なぜ時計好きに評価されるのか? 違いはどこ、 何がメリット?
さて本題。メカクォーツとは端的にいうと、動力源は一般的なクォーツと同じく電池式ながらも機械式のクロノグラフ時計と同じ動作と操作感が楽しめる点にある。そして、どちらかというと日本よりも海外のほうがよく使われており、特にマイクロブランドと呼ばれる小規模時計メーカーに人気で搭載したモデルの数もとても多い。
理由は機械式クロノグラフムーヴメントだと機械自体が高額になり製品も数十万円となってしまうためリスクが大きいからだろう。その点ディテールにこだわった少し高級なクォーツクロノグラフを製作するには機械式の要素も楽しめるとあって、メカクォーツクロノグラフムーヴメントは独自色を打ち出すうえで好都合だったのである。
日本で知られるようになったのも6〜7年ぐらい前からだろうか、そんなマイクロブランドが作ったクロノグラフが時計愛好家に注目されるようになってからだ。その代表的なものがダン・ヘンリーというマイクロブランドである。ブランドオーナーでもあるダン・ヘンリー自体がアンティーク時計のコレクター。そのためコレクション自体もそんなアンティーククロノグラフの雰囲気を見事に再現していて、機械式クロノグラフのような動きに加えて、当時の日本円で4〜5万円だったこともあって日本の時計愛好家から大いに注目を浴びたというわけだ。
その後、2021年にはファーラン・マリというスイスのマイクロブランドが、同社初のコレクションとして40年代のパテック フィリップのクロノグラフから着想を得たメカ・クォーツ搭載のクロノグラフ時計を発表(上の写真)。それが時計界のアカデミー賞であるジュネーブ・ウォッチメイキング・グランプリ(GPHG)の低価格帯の部門で受賞したこともあって世界的に再評価されたのである。
そんなメカ・クォーツ搭載モデルだが日本で販売されている時計は少ない。セイコー自体もいまでは現行ラインナップに搭載していないこともあって時計好き以外はあまり知られていないというのが正直なところだ。
では、具体的に一般的なクォーツクロノグラフムーヴメントとどこが違うのか。主に以下の三つが挙げられる。
1、 クロノグラフ計測秒針の動き
通常のクォーツ式クロノグラフの場合は、中央にあるクロノグラフの計測用秒針は1秒ごとに動くステップ運針となるのが一般的。
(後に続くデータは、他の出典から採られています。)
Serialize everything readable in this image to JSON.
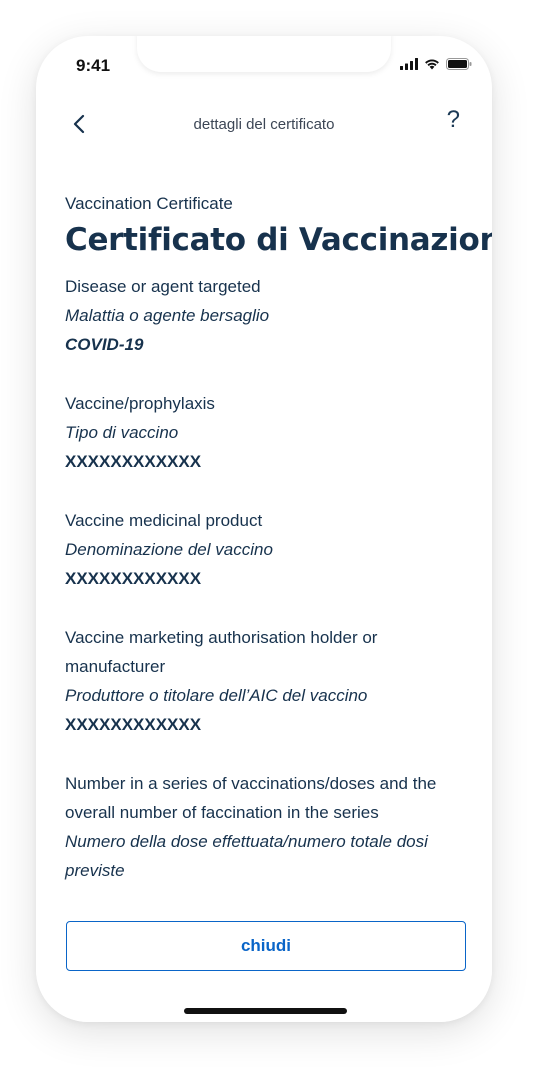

それがメカクォーツの場合は機械式のように滑らかに動くスィープ運針する。
2、 計測針類のゼロリセット
クロノグラフ計測後にその計測針を12時位置にリセットをする場合、通常クォーツクロノは、4時位置のリセットボタンを押すとゆっくり自動回転して帰針する。対してメカクォーツは機械式クロノグラフのように、リセットボタンを押すと同時に「カチッ」と瞬時に針はゼロリセットされる。これは機械式クロノ機構と同じくリセットハンマー(下の写真)によって制御しているためである。
3、 スタート&ストップボタンのクリック感
クロノグラフ計測針を作動・停止させる2時位置のスタート・ストップボタン。機械式クロノ同様にメカクォーツではすべての動作で「カチッ」という音とともにクリック感が指に伝わる。しかし一般のクォーツクロノの場合は、ちょっと弱いうえに肝心のストップ時にはクリック感がほとんどない。
メカクォーツ式クロノグラフのメリットとは!
筆者的には二つあると思っている。ひとつは機械式クロノグラフとなるといまや安くても20万円以上。そんな機械式の雰囲気や動作が3万円台から楽しめるというコストパフォーマンスの高さ。しかも一般的なクォーツよりもディテールなどデザイン的にもこだわって作られているものが多い。
二つ目は機能面。違いの2番目に挙げたゼロリセットである。通常のクォーツクロノはゼロリセットでクロノグラフ秒針が12時位置に帰針する際にゆっくり戻るがメカ・クォーツは瞬時に戻るため、再計測が素早く行える点である。
いずれにせよ人によってはどうでもいいことかもしれない。ただ、腕時計のようなファッション的な志向が強いアイテムには、こういった違いが所有するうえでのこだわりとなるのではないかと思う。